People like Sachar belong to a generation that is fading away, a generation that made people aware of their civil liberties. He was always there for everyone else, for India and her people.
He is perhaps best known for heading the government committee to study the condition of the Muslim community and to prepare a report on their social, economic and educational status. The report, now famously known as the Sachar Committee report was an honest and starkly revealing document, brought attention for the first time to the economic inequality and social insecurity and alienation of Minorities and highlighted that Muslims were under-represented in the civil service, police, military and in politics.

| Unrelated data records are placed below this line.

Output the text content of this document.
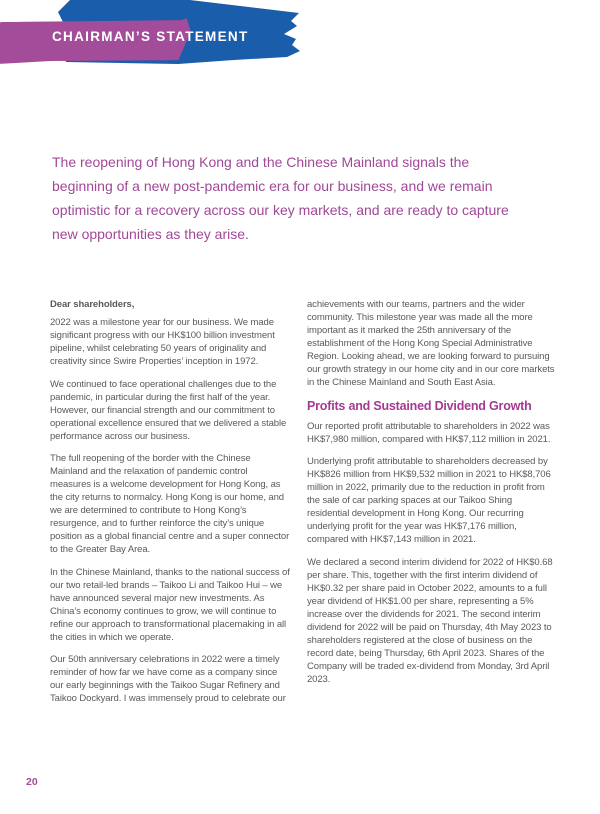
CHAIRMAN’S STATEMENT

The reopening of Hong Kong and the Chinese Mainland signals the beginning of a new post-pandemic era for our business, and we remain optimistic for a recovery across our key markets, and are ready to capture new opportunities as they arise.

Dear shareholders,

2022 was a milestone year for our business. We made significant progress with our HK$100 billion investment pipeline, whilst celebrating 50 years of originality and creativity since Swire Properties’ inception in 1972.

We continued to face operational challenges due to the pandemic, in particular during the first half of the year. However, our financial strength and our commitment to operational excellence ensured that we delivered a stable performance across our business.

The full reopening of the border with the Chinese Mainland and the relaxation of pandemic control measures is a welcome development for Hong Kong, as the city returns to normalcy. Hong Kong is our home, and we are determined to contribute to Hong Kong’s resurgence, and to further reinforce the city’s unique position as a global financial centre and a super connector to the Greater Bay Area.

In the Chinese Mainland, thanks to the national success of our two retail-led brands – Taikoo Li and Taikoo Hui – we have announced several major new investments. As China’s economy continues to grow, we will continue to refine our approach to transformational placemaking in all the cities in which we operate.

Our 50th anniversary celebrations in 2022 were a timely reminder of how far we have come as a company since our early beginnings with the Taikoo Sugar Refinery and Taikoo Dockyard. I was immensely proud to celebrate our

achievements with our teams, partners and the wider community. This milestone year was made all the more important as it marked the 25th anniversary of the establishment of the Hong Kong Special Administrative Region. Looking ahead, we are looking forward to pursuing our growth strategy in our home city and in our core markets in the Chinese Mainland and South East Asia.

Profits and Sustained Dividend Growth

Our reported profit attributable to shareholders in 2022 was HK$7,980 million, compared with HK$7,112 million in 2021.

Underlying profit attributable to shareholders decreased by HK$826 million from HK$9,532 million in 2021 to HK$8,706 million in 2022, primarily due to the reduction in profit from the sale of car parking spaces at our Taikoo Shing residential development in Hong Kong. Our recurring underlying profit for the year was HK$7,176 million, compared with HK$7,143 million in 2021.

We declared a second interim dividend for 2022 of HK$0.68 per share. This, together with the first interim dividend of HK$0.32 per share paid in October 2022, amounts to a full year dividend of HK$1.00 per share, representing a 5% increase over the dividends for 2021. The second interim dividend for 2022 will be paid on Thursday, 4th May 2023 to shareholders registered at the close of business on the record date, being Thursday, 6th April 2023. Shares of the Company will be traded ex-dividend from Monday, 3rd April 2023.

20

He always stood for a fair trial, independence and impartiality of the judiciary. professional integrity remained very dear to the eminent judge. He believed that finding conscientious individuals who are able to “counter their own biases” and are free from influence should be an important criterion in the selection of judges. Justice Sachar had very clear views on the conduct of the higher judiciary in India. The observations he made over the years on this subject and other matters of public policy and law that affected the common citizen focused on our constitutional future.
NCHRO mourn his passing on and send our deepest condolences to the family of Justice Rajinder Sachar. His was a courageous, inspirational, warm and humane life. He leaves behind an enduring legacy of Activism and Human Rights.